Reimagine Boston Main Streets Program Looks at Ways to Support Local Business Districts: Ensure Equitable Economic Recovery

In the midst of a pandemic, looking out for the future of Boston’s Main Streets districts has become all the more urgent.

The City launched its Reimagine Main Streets program in November of last year, which, according to the City’s website, is a “community engagement process designed to strengthen the future of Boston Main Streets program through a deep and comprehensive analysis of the program’s existing systems and resources, uses, and gaps that impact local economic growth.” The process is led by consultants Strategy Matters and CJ Strategies, as well as subcontractors Archipelago Strategy Group.

The Sun spoke with Natalia Urtubey, the City’s Director of Small Business, as well as Ellen Walker, the Executive Director of Mission Hill Main Streets, to learn more about this process and how it can help shape the way the City’s main streets districts will move forward.

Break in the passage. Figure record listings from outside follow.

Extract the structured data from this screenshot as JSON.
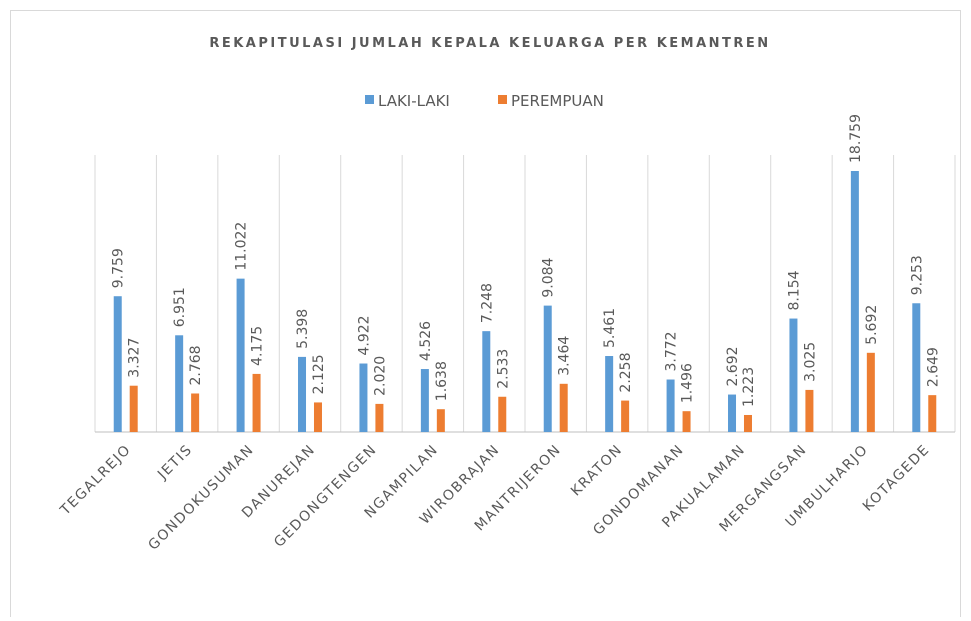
{
  "chart_data": {
    "type": "bar",
    "title": "REKAPITULASI JUMLAH KEPALA KELUARGA PER KEMANTREN",
    "categories": [
      "TEGALREJO",
      "JETIS",
      "GONDOKUSUMAN",
      "DANUREJAN",
      "GEDONGTENGEN",
      "NGAMPILAN",
      "WIROBRAJAN",
      "MANTRIJERON",
      "KRATON",
      "GONDOMANAN",
      "PAKUALAMAN",
      "MERGANGSAN",
      "UMBULHARJO",
      "KOTAGEDE"
    ],
    "series": [
      {
        "name": "LAKI-LAKI",
        "color": "#5b9bd5",
        "values": [
          9759,
          6951,
          11022,
          5398,
          4922,
          4526,
          7248,
          9084,
          5461,
          3772,
          2692,
          8154,
          18759,
          9253
        ],
        "value_labels": [
          "9.759",
          "6.951",
          "11.022",
          "5.398",
          "4.922",
          "4.526",
          "7.248",
          "9.084",
          "5.461",
          "3.772",
          "2.692",
          "8.154",
          "18.759",
          "9.253"
        ]
      },
      {
        "name": "PEREMPUAN",
        "color": "#ed7d31",
        "values": [
          3327,
          2768,
          4175,
          2125,
          2020,
          1638,
          2533,
          3464,
          2258,
          1496,
          1223,
          3025,
          5692,
          2649
        ],
        "value_labels": [
          "3.327",
          "2.768",
          "4.175",
          "2.125",
          "2.020",
          "1.638",
          "2.533",
          "3.464",
          "2.258",
          "1.496",
          "1.223",
          "3.025",
          "5.692",
          "2.649"
        ]
      }
    ],
    "legend": "top"
  }
}
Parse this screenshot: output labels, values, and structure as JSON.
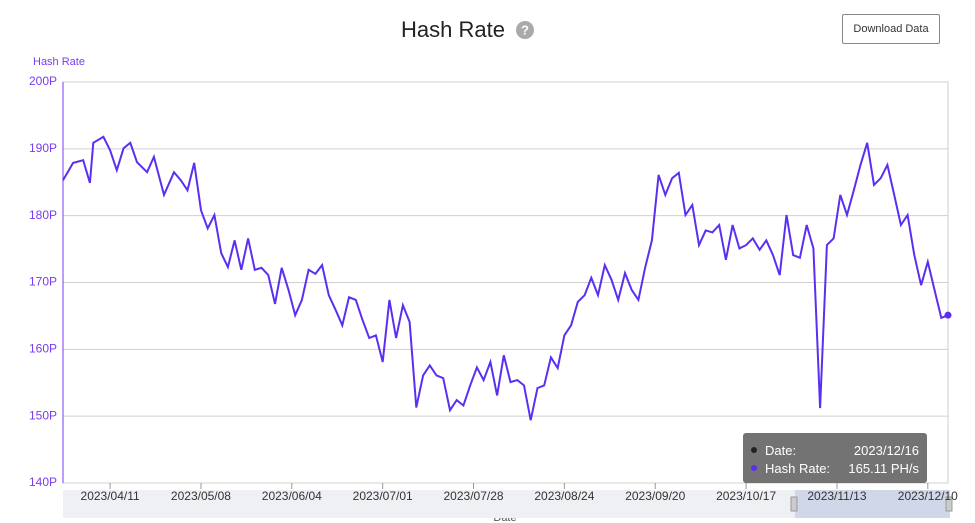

Urtubey said this process was thought up long before COVID hit Boston, but “the direction has become more intentional with COVID,” and she said the focus has now switched to “economic recovery rather than simply just how to enhance and engage in a regular world.”

She said the hope is to ensure that there is long-term recovery in the neighborhoods, and to make sure that it’s equitable. “We want to help close the racial wealth gap,” the City said on its website for the project.

“We are the oldest and largest urban Main Streets program in the country,” Urtubey said, and “we want to really be able to measure our success.”

The process uses an online survey as well as a series of 10 listening sessions to look at existing programs within the Main Streets districts to see what is working and where gaps may lie. “Setting goals and metrics across the Main Streets I think will be a really critical piece,” Urtubey said.

“Even prior to COVID, equity has been at the forefront of what we do,” she said, adding that the hope is always to create jobs, but also “really creating place in our commercial districts,” and “giving people a reason” to spend their money at local businesses.

“For us, it’s really important for us to know the gaps in services that maybe we haven’t looked into or know about yet, and I think that’s one of the key reasons why I think that’s so important for local stakeholders tot take part in that conversation, residents, anyone who engages with that commercial district should be participating,” she said.

Urtubey also said that “critical” feedback from business owners is how the City can better communicate with them about resources that are available to ensure that they are receiving proper support.

The final listening session is scheduled for March 11, after which the City and project consultants will create a report of what was learned from the sessions, including trends heard across districts. Right now, no specific information is available to be shared, Urtubey said.

Walker explained that some of the general feedback includes the desire for IT and language support, as well as financial resources, among other things.

“COVID has exacerbated the need for financial relief and access to capital; we’ve seen that across the board with large businesses and small businesses, and that will absolutely continue to be a huge need moving forward,” Urtubey said.

“COVID has opened the doors,” Walker said, and “enabled” business owners to connect with their Main Streets organizations and the City, even if they never have before.

Walker said that she feels the listening sessions are “very comfortable; very welcoming,” and include breakout sessions for business owners as well as other stakeholders and residents to discuss any struggles they are facing and then come back to the whole group to present.

“People who came in were just very open and interested in being there and gave some honest feedback,” Walker said. “Communication is really important if you want to hear that consistency there.”

Urtubey said that the structure of the listening sessions is “focused on making sure people understand the role of Main Streets,” and are given an overview of the project. The project consultants offer questions and prompts geared towards gaining valuable information that will be used to create recommendations for the districts, and then folks are provided with next steps and how they can continue participating in the process.

She said these sessions are “about building on previous engagement and building new engagement as well.”

She continued, “There’s a level of visibility we want to bring to Main Streets districts,” and “we want local tourism to be a part of this in a way, [and] getting people from inside and outside of Boston to explore the district” is also a key element.

She said that this “allows us to think about what are some creative solutions to support businesses?”

Urtubey said that initiatives like the City’s outdoor dining program and other ways to “leverage public space” and “improve the quality of life for residents” are things the City is thinking about in terms of supporting small businesses and helping them thrive, while driving residents and visitors alike to the districts.

Right now, the Reimagine Boston Main Streets program is “still in the community engagement process,” Urtubey said, and the next step includes the analysis of the community engagement, “which will lead to more of a community survey.”

She said that “my hope is that we’ll continue to engage Main Street directors and other stakeholders in the process moving forward,” and by this coming fall, a set of recommendations is expected to be ready to be released by the City.

For more information and to participate, people can join the email list by emailing [email protected], as well as visiting the Reimagine Boston Main Street Facebook page, taking the online survey at boston.gov/departments/small-business-development/reimagine-boston-main-streets, and/or by attending the remaining listening session, which has a focus on Ashmont and Washington Gateway, scheduled for March 11 at 5:30 p.m.

“I think it’s being positively received,” Walker said of the program. “It’s always good to look what you’ve done, where you are, and where you want to be. It’s an important time to be doing this.”